Ellen von Unwerth and Melvin Sokolsky, two of fashion photography’s most surreal figures, create intense and emotional images that challenge the way we think about beauty and femininity. This weekend, Los Angeles gallery Fahey/Klein opened a dual exhibit presenting photographs from seminal moments in Von Unwerth’s and Sokolsky’s careers.
Her work with the circus and as a model inspired von Unwerth to step behind the camera and translate her experiences into erotically charged, theatrical photographs. “Ellen’s idea of women both embracing their sexuality and their feminine beauty has become her signature style,” says gallery owner David Fahey. “Ellen understands that by simply being a female photographer, she can extract a different kind of erotically charged image.”
Sokolsky first encountered fashion photography as a teenager on the streets of New York, where he’d wander from the Lower East Side to midtown capturing images of high-society women. “I found myself attracted to beautiful upper-class women whose body language and clothes were foreign to me,” Sokolsky explained. Sokolsky’s images weave memorable stories to which scores of photographers have paid homage, most notably the artist’s “Fly” and “Bubble” series for Harper’s Bazaar in the early 1960s.

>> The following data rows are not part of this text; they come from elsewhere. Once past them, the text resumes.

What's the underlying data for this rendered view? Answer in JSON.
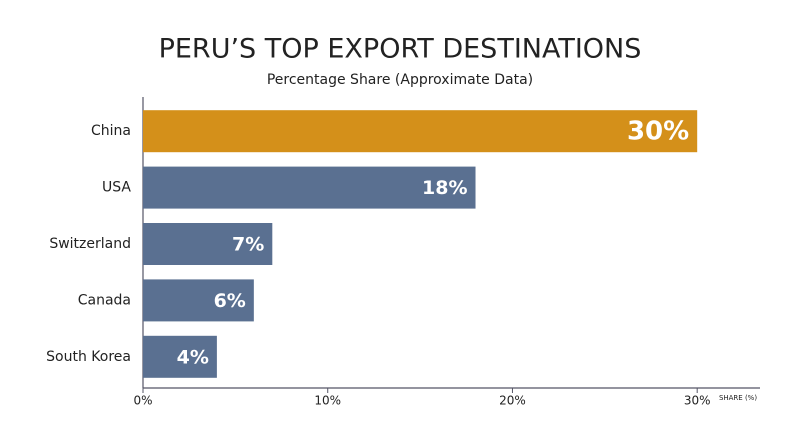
{
  "chart_data": {
    "type": "bar",
    "orientation": "horizontal",
    "title": "PERU’S TOP EXPORT DESTINATIONS",
    "subtitle": "Percentage Share (Approximate Data)",
    "x_label": "SHARE (%)",
    "categories": [
      "China",
      "USA",
      "Switzerland",
      "Canada",
      "South Korea"
    ],
    "values": [
      30,
      18,
      7,
      6,
      4
    ],
    "value_labels": [
      "30%",
      "18%",
      "7%",
      "6%",
      "4%"
    ],
    "colors": [
      "#d4901a",
      "#5a7091",
      "#5a7091",
      "#5a7091",
      "#5a7091"
    ],
    "xlim": [
      0,
      33.4
    ],
    "xticks": [
      {
        "value": 0,
        "label": "0%"
      },
      {
        "value": 10,
        "label": "10%"
      },
      {
        "value": 20,
        "label": "20%"
      },
      {
        "value": 30,
        "label": "30%"
      }
    ],
    "grid": false
  }
}
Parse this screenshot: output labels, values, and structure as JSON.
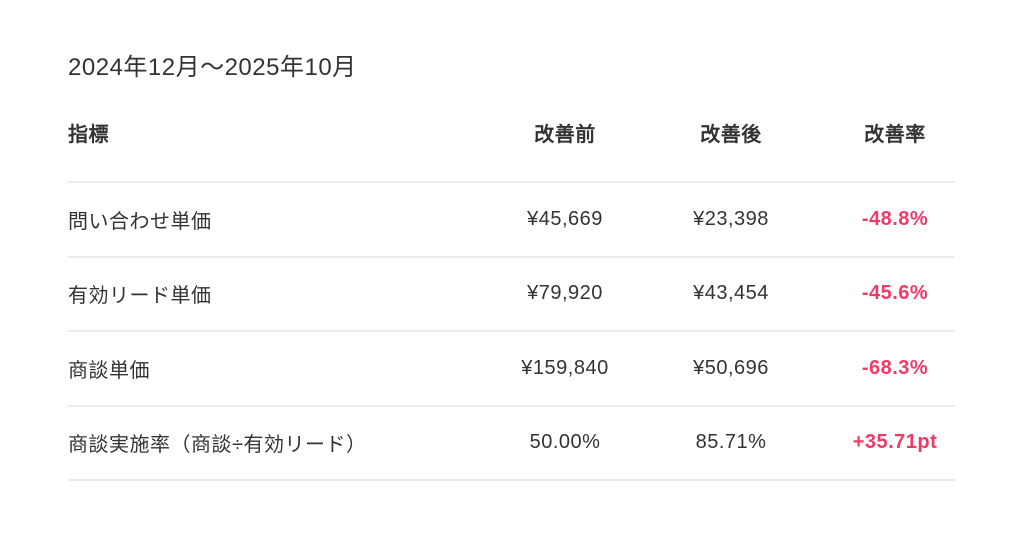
{
  "page": {
    "title": "2024年12月〜2025年10月"
  },
  "colors": {
    "text": "#333333",
    "accent_negative_positive_rate": "#f23a68",
    "divider": "#ececec",
    "background": "#ffffff"
  },
  "table": {
    "columns": [
      "指標",
      "改善前",
      "改善後",
      "改善率"
    ],
    "rows": [
      {
        "label": "問い合わせ単価",
        "before": "¥45,669",
        "after": "¥23,398",
        "rate": "-48.8%"
      },
      {
        "label": "有効リード単価",
        "before": "¥79,920",
        "after": "¥43,454",
        "rate": "-45.6%"
      },
      {
        "label": "商談単価",
        "before": "¥159,840",
        "after": "¥50,696",
        "rate": "-68.3%"
      },
      {
        "label": "商談実施率（商談÷有効リード）",
        "before": "50.00%",
        "after": "85.71%",
        "rate": "+35.71pt"
      }
    ]
  },
  "chart_data": {
    "type": "table",
    "title": "2024年12月〜2025年10月",
    "columns": [
      "指標",
      "改善前",
      "改善後",
      "改善率"
    ],
    "rows": [
      [
        "問い合わせ単価",
        "¥45,669",
        "¥23,398",
        "-48.8%"
      ],
      [
        "有効リード単価",
        "¥79,920",
        "¥43,454",
        "-45.6%"
      ],
      [
        "商談単価",
        "¥159,840",
        "¥50,696",
        "-68.3%"
      ],
      [
        "商談実施率（商談÷有効リード）",
        "50.00%",
        "85.71%",
        "+35.71pt"
      ]
    ],
    "notes": {
      "rate_column_color": "#f23a68",
      "value_alignment": "center",
      "label_alignment": "left"
    }
  }
}
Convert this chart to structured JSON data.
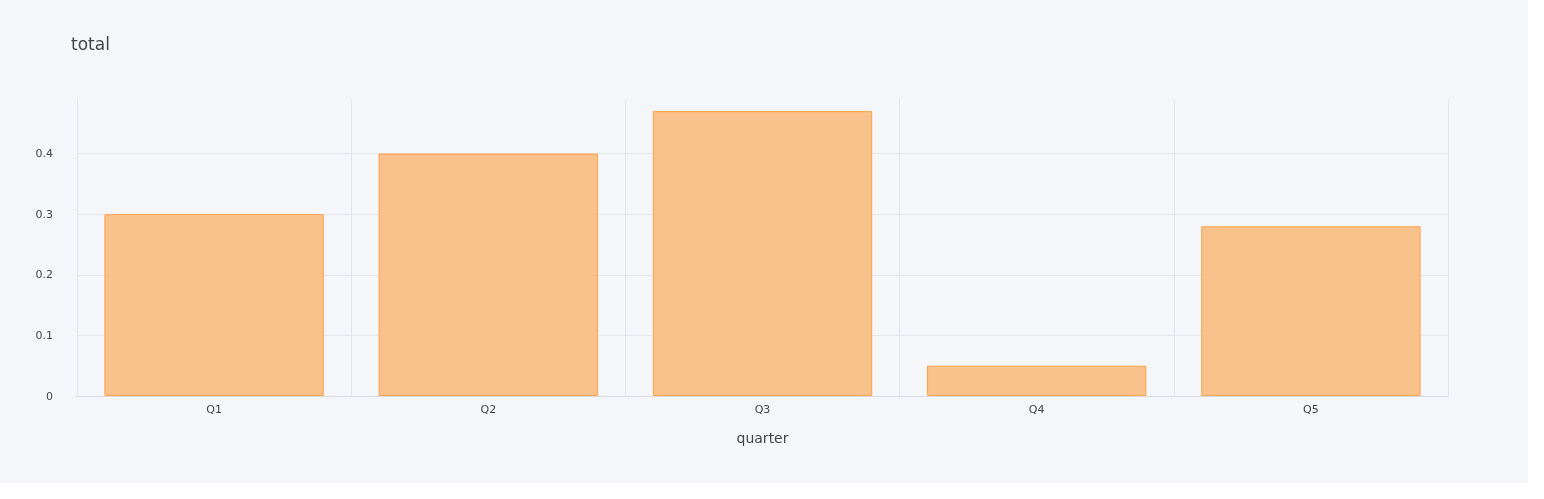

Sokolsky’s whimsical fantasy amounted to models suspended above the River Seine in giant translucent orbs. “Melvin has told us about his encounters with the French police while making these photographs,” Fahey said. Sokolsy’s nonconformity even delighted Diana Vreeland in 1960, who found the artist’s location choice of a ruined tenement provocative and convinced Harper’s Bazaar to publish the photographs, despite an editor’s remark that the average reader would not identify with “a hovel.”For both artists, the distinctions between fashion photography for editorial, commercial, and artistic ends are largely insignificant. “When you have all the freedom to show what you want, it is art,” von Unwerth says. “For advertising, you have to find the balance between your style and the product. That’s also art in a way, no?”
Sokolsky’s perspective on what constitutes art within fashion photography is even more democratic. “All images are fashion. Even nudes are about fashion,” he said. “I had a student who was looking at a nude I shot and said ‘That’s a ’90s picture.’ I asked how she knew. ‘The way her pubes are trimmed.'” Their inclusive views of the art form, paired with their unflinchingly bold creative decisions, have landed von Unwerth and Sokolsky in the realm of photographic royalty.
The tandem at Fahey/Klein coincides with recent book releases from each. Sokolsky’s Paris 1963/Paris 1965 is an overview of the artist’s most iconic work; the trade edition from Taschen of von Unwerth’s Fraulein (Taschen), a collection of images of the modern era’s sexiest female icons, is also now available.
ELLEN VON UNWERTH’S AND MELVIN SOKOLSKY’S WORK IS AT FAHEY/KLEIN THROUGH NOV. 26.